Visual processing is a term that is used to refer to the brain's ability to use and interpret visual information from the world around us. The process of converting light energy into a meaningful image is a complex process that is facilitated by numerous brain structures and higher-level cognitive processes. The two optic nerves from each eye meet at the optic chiasm, where nerve fibers from each nasal retina cross which results in the right half of each eye's visual field being represented in the left hemisphere and the left half of each eye's visual fields being represented in the right hemisphere. The optic tract then diverges into two visual pathways, the geniculostriate pathway and the tectopulvinar pathway, which sends visual information to the visual cortex of the occipital lobe for higher-level processing
Visual perception is the process of absorbing what one sees, organizing it in the brain, and making sense of it. One of the most common examples of visual perception's importance is cognitive processes in reading. Looking at the words of a book and being able to make sense of the plot is visual perception at work. Difficulty in visual perception can cause problems with cognitive processes. Cognitive processes are cognitive activities that affect our mental content such as paying attention, categorization, memorization, and acquisition of knowledge. Visual perception is vital in cognitive processing.
Perception is the process by which people are aware of objects and events in the external world. Perception occurs in five stages:
Stimulation - The world is full of stimuli that can attract our attention through various senses. Stimulation includes selective attention and selective exposure. As we are not able to perceive everything that is happening around us simultaneously, we tend to engage in selective perception.
Organization - The capacity to identify and recognize objects and events is crucial for normal perception. Perception is organized by rules, schemata, and scripts.
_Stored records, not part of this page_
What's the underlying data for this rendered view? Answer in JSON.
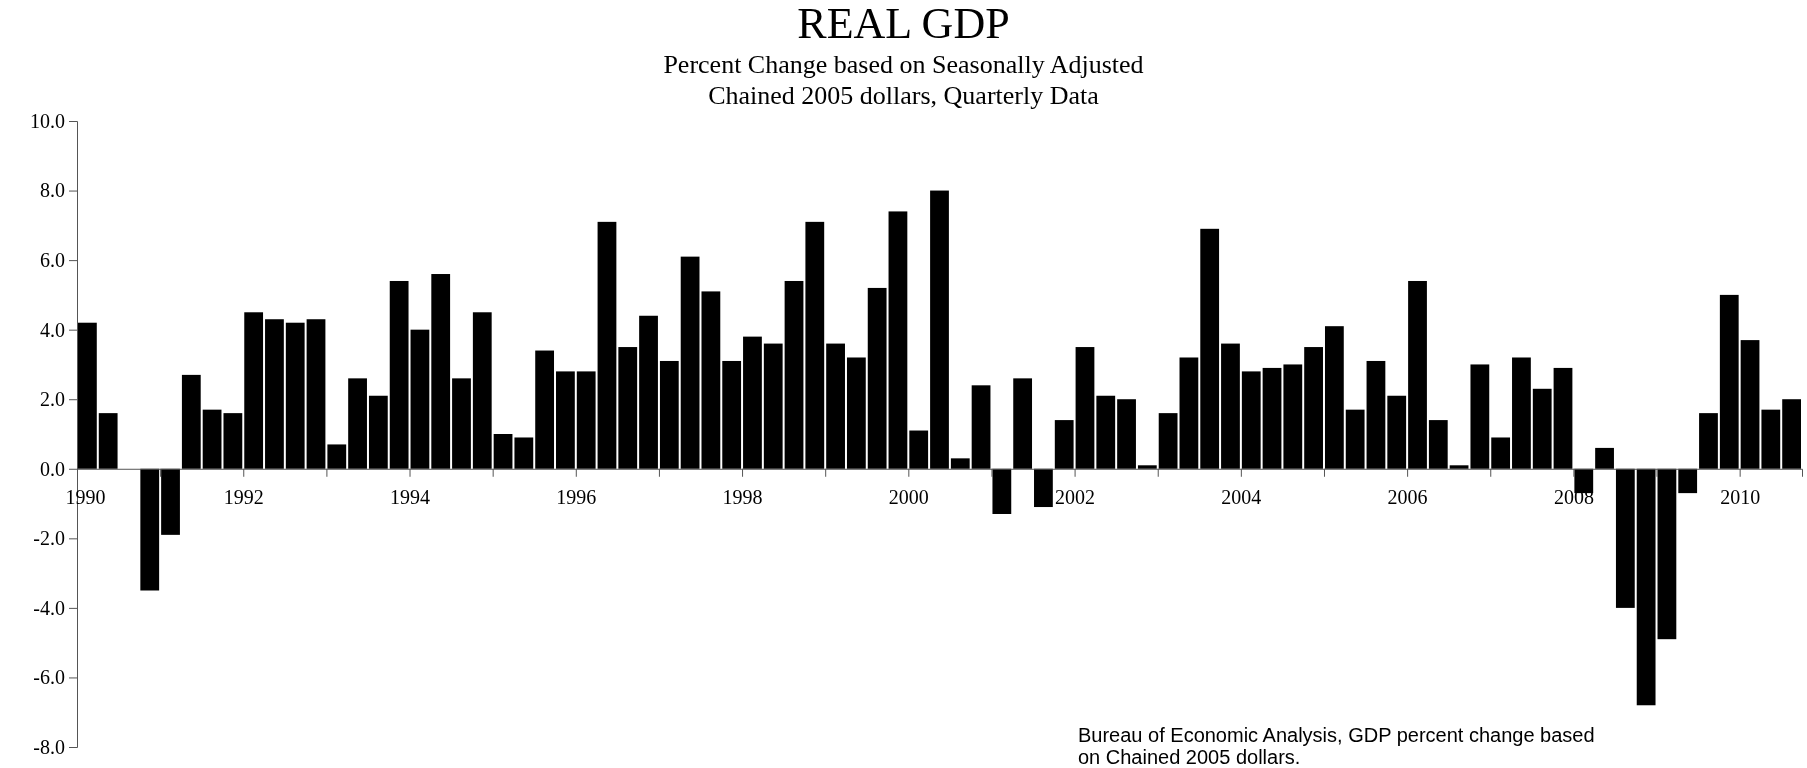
{
  "chart_data": {
    "type": "bar",
    "title": "REAL GDP",
    "subtitle": "Percent Change based on Seasonally Adjusted\nChained 2005 dollars, Quarterly Data",
    "x": [
      1990.125,
      1990.375,
      1990.625,
      1990.875,
      1991.125,
      1991.375,
      1991.625,
      1991.875,
      1992.125,
      1992.375,
      1992.625,
      1992.875,
      1993.125,
      1993.375,
      1993.625,
      1993.875,
      1994.125,
      1994.375,
      1994.625,
      1994.875,
      1995.125,
      1995.375,
      1995.625,
      1995.875,
      1996.125,
      1996.375,
      1996.625,
      1996.875,
      1997.125,
      1997.375,
      1997.625,
      1997.875,
      1998.125,
      1998.375,
      1998.625,
      1998.875,
      1999.125,
      1999.375,
      1999.625,
      1999.875,
      2000.125,
      2000.375,
      2000.625,
      2000.875,
      2001.125,
      2001.375,
      2001.625,
      2001.875,
      2002.125,
      2002.375,
      2002.625,
      2002.875,
      2003.125,
      2003.375,
      2003.625,
      2003.875,
      2004.125,
      2004.375,
      2004.625,
      2004.875,
      2005.125,
      2005.375,
      2005.625,
      2005.875,
      2006.125,
      2006.375,
      2006.625,
      2006.875,
      2007.125,
      2007.375,
      2007.625,
      2007.875,
      2008.125,
      2008.375,
      2008.625,
      2008.875,
      2009.125,
      2009.375,
      2009.625,
      2009.875,
      2010.125,
      2010.375,
      2010.625
    ],
    "values": [
      4.2,
      1.6,
      0.0,
      -3.5,
      -1.9,
      2.7,
      1.7,
      1.6,
      4.5,
      4.3,
      4.2,
      4.3,
      0.7,
      2.6,
      2.1,
      5.4,
      4.0,
      5.6,
      2.6,
      4.5,
      1.0,
      0.9,
      3.4,
      2.8,
      2.8,
      7.1,
      3.5,
      4.4,
      3.1,
      6.1,
      5.1,
      3.1,
      3.8,
      3.6,
      5.4,
      7.1,
      3.6,
      3.2,
      5.2,
      7.4,
      1.1,
      8.0,
      0.3,
      2.4,
      -1.3,
      2.6,
      -1.1,
      1.4,
      3.5,
      2.1,
      2.0,
      0.1,
      1.6,
      3.2,
      6.9,
      3.6,
      2.8,
      2.9,
      3.0,
      3.5,
      4.1,
      1.7,
      3.1,
      2.1,
      5.4,
      1.4,
      0.1,
      3.0,
      0.9,
      3.2,
      2.3,
      2.9,
      -0.7,
      0.6,
      -4.0,
      -6.8,
      -4.9,
      -0.7,
      1.6,
      5.0,
      3.7,
      1.7,
      2.0
    ],
    "color": "#000000",
    "xlim": [
      1990,
      2010.75
    ],
    "xticks": [
      1990,
      {
        "value": 1991,
        "label": null
      },
      1992,
      {
        "value": 1993,
        "label": null
      },
      1994,
      {
        "value": 1995,
        "label": null
      },
      1996,
      {
        "value": 1997,
        "label": null
      },
      1998,
      {
        "value": 1999,
        "label": null
      },
      2000,
      {
        "value": 2001,
        "label": null
      },
      2002,
      {
        "value": 2003,
        "label": null
      },
      2004,
      {
        "value": 2005,
        "label": null
      },
      2006,
      {
        "value": 2007,
        "label": null
      },
      2008,
      {
        "value": 2009,
        "label": null
      },
      2010
    ],
    "ylim": [
      -8,
      10
    ],
    "yticks": [
      {
        "value": -8,
        "label": "-8.0"
      },
      {
        "value": -6,
        "label": "-6.0"
      },
      {
        "value": -4,
        "label": "-4.0"
      },
      {
        "value": -2,
        "label": "-2.0"
      },
      {
        "value": 0,
        "label": "0.0"
      },
      {
        "value": 2,
        "label": "2.0"
      },
      {
        "value": 4,
        "label": "4.0"
      },
      {
        "value": 6,
        "label": "6.0"
      },
      {
        "value": 8,
        "label": "8.0"
      },
      {
        "value": 10,
        "label": "10.0"
      }
    ],
    "annotations": [
      "Bureau of Economic Analysis, GDP percent change based\non Chained 2005 dollars."
    ]
  }
}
People develop schemata from actual experiences as well as vicarious experience from daily activities.
Interpretation/Evaluation - This stage is the process of interpreting stimuli according to an individual’s experiences, needs, wants, values, expectations, physical and emotional state, gender and beliefs based on an individual’s rules, schemata and scripts.
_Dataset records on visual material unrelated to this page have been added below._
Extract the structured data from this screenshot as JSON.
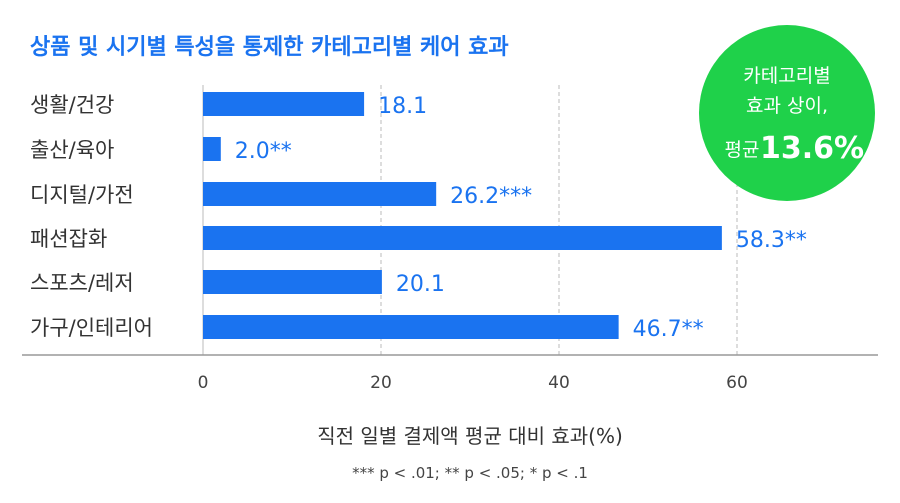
{
  "chart_data": {
    "type": "bar",
    "orientation": "horizontal",
    "title": "상품 및 시기별 특성을 통제한 카테고리별 케어 효과",
    "categories": [
      "생활/건강",
      "출산/육아",
      "디지털/가전",
      "패션잡화",
      "스포츠/레저",
      "가구/인테리어"
    ],
    "values": [
      18.1,
      2.0,
      26.2,
      58.3,
      20.1,
      46.7
    ],
    "data_labels": [
      "18.1",
      "2.0**",
      "26.2***",
      "58.3**",
      "20.1",
      "46.7**"
    ],
    "xlabel": "직전 일별 결제액 평균 대비 효과(%)",
    "xlim": [
      0,
      75
    ],
    "xticks": [
      0,
      20,
      40,
      60
    ],
    "grid": "vertical dashed",
    "footnote": "*** p < .01; ** p < .05; * p < .1",
    "callout": {
      "line1": "카테고리별",
      "line2": "효과 상이,",
      "prefix": "평균",
      "value": "13.6%"
    },
    "colors": {
      "bar": "#1a73f0",
      "title": "#1a73f0",
      "callout": "#1fd14a",
      "label": "#1a73f0"
    }
  }
}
Memory - It is the storage of both perception and interpretation/evaluation that are kept according to scripts and schemas. Events or experiences are not the objective of recollection but are more likely heavily influenced by an individual’s preconceptions and schemata.
Recall - After some time, an individual can access their stored memories to recall certain information. This stage reconstructs what an individual has seen or heard in a meaningful way. Recall information regularly contradicts one’s schema because it forces an individual to think or even rethink.